他盯着那个名字看了几秒,然后点进通讯录,找到“温珩”,拨了过去。
电话响了三声被接起,那头传来温珩咋咋呼呼的声音:“搞定了?没穿帮吧?”
“嗯。”陆辞靠着椅背,闭上眼睛,“你妹妹挺有意思。”
“那是,随我。”温珩得意,“不过你可别打她主意啊,人还小,经不起你这尊大佛祸害。”
陆辞没说话。
“听见没?”温珩提高音量。
“知道了。”陆辞睁开眼,看向候车室巨大的玻璃窗外。夜色里,远处的城市灯火明灭,像散落一地的星。
“你比赛什么时候?”
“后天。”
“能赢吗?”
“尽力。”
“行,赢了请你吃饭。”温珩打了个哈欠,“不说了,我这儿还有组数据没处理完。对了,我妹要是再找你……”
“嗯。”陆辞应了一声,挂断电话。
候车室里人来人往,广播里女声温柔地提醒列车信息。空气里混杂着泡面、汗水和消毒水的味道。

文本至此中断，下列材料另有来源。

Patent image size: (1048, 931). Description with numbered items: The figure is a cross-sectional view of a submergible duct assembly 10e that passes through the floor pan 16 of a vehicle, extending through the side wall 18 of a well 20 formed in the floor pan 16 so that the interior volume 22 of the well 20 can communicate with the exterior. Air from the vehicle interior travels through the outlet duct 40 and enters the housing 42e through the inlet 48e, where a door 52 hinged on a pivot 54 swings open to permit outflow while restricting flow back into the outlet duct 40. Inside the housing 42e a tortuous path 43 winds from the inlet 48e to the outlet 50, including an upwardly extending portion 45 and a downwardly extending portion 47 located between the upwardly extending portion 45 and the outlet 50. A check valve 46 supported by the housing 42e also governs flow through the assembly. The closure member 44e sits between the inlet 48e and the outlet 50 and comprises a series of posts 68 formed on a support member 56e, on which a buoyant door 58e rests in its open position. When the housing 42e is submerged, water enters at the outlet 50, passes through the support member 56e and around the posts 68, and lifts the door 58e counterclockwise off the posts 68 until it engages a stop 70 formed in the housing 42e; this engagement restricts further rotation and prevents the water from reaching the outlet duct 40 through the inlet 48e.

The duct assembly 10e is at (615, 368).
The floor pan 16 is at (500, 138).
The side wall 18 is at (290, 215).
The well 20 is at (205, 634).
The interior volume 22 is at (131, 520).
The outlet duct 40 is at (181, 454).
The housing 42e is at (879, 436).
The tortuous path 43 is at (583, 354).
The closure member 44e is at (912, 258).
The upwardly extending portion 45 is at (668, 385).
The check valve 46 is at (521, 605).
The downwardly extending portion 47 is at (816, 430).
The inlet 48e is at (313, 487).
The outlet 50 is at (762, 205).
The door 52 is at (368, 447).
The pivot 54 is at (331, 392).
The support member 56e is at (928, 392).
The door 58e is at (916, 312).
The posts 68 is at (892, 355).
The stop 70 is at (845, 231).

陆辞重新点开那个没有备注的聊天框,指尖悬在屏幕上方,停顿片刻,最终还是没有再输入什么。
他关掉手机,揣回口袋,起身往检票口走。
检票队伍很长,他排在最末尾,低头看着自己脚上洗得发白的运动鞋。
鞋尖蹭掉了一块皮,露出底下灰白的底色。
他盯着那块破损看了很久,直到身后有人催促,才迈开脚步,随着人流往前走。
走进车厢时,手机震了一下。
他摸出来看,是温珩发来的消息:
「对了,我妹要考我们学校,你知道吗?」
陆辞手指一顿。
车窗外的灯光飞速掠过,在他脸上投下明明灭灭的影。
他打了几个字,删掉。又重新输入。
最后发出去的只有两个字:
「知道。」
列车启动,加速,窗外的城市迅速后退,变成一片模糊的光海。
陆辞靠在椅背上,闭上眼睛。
眼前却忽然浮现出一双眼睛,亮晶晶的,在牛肉面蒸腾的热气后,说“我会努力”时的样子。
他扯了扯嘴角,很轻地、几乎听不见地叹了口气。
——真年轻。
他想。
年轻到以为只要努力,就什么都能得到。
而他早已过了相信这种话的年纪。
列车驶入隧道,黑暗瞬间吞没一切。
只有手机屏幕还亮着微弱的光,映着他轮廓分明的侧脸,和那双闭着的、在睡梦里也微微蹙起的眉。
——有些路,他一个人走就够了。
至于那些年轻明亮的、像初生太阳一样的人和事……
还是离远点好。
免得灼伤。
窗外,夜色正浓。
而晚风穿过城市的大街小巷,拂过香樟树新生的嫩叶,拂过书桌前少女专注的侧脸,也拂过列车玻璃上那个倒映着的、疏离而沉默的身影。
它什么都知道。
却什么也不说。
只是温柔地、沉默地,将两颗相隔千里的心,悄然系在了同一条名为“命运”的线上。
——尽管此刻,他们对此还一无所知。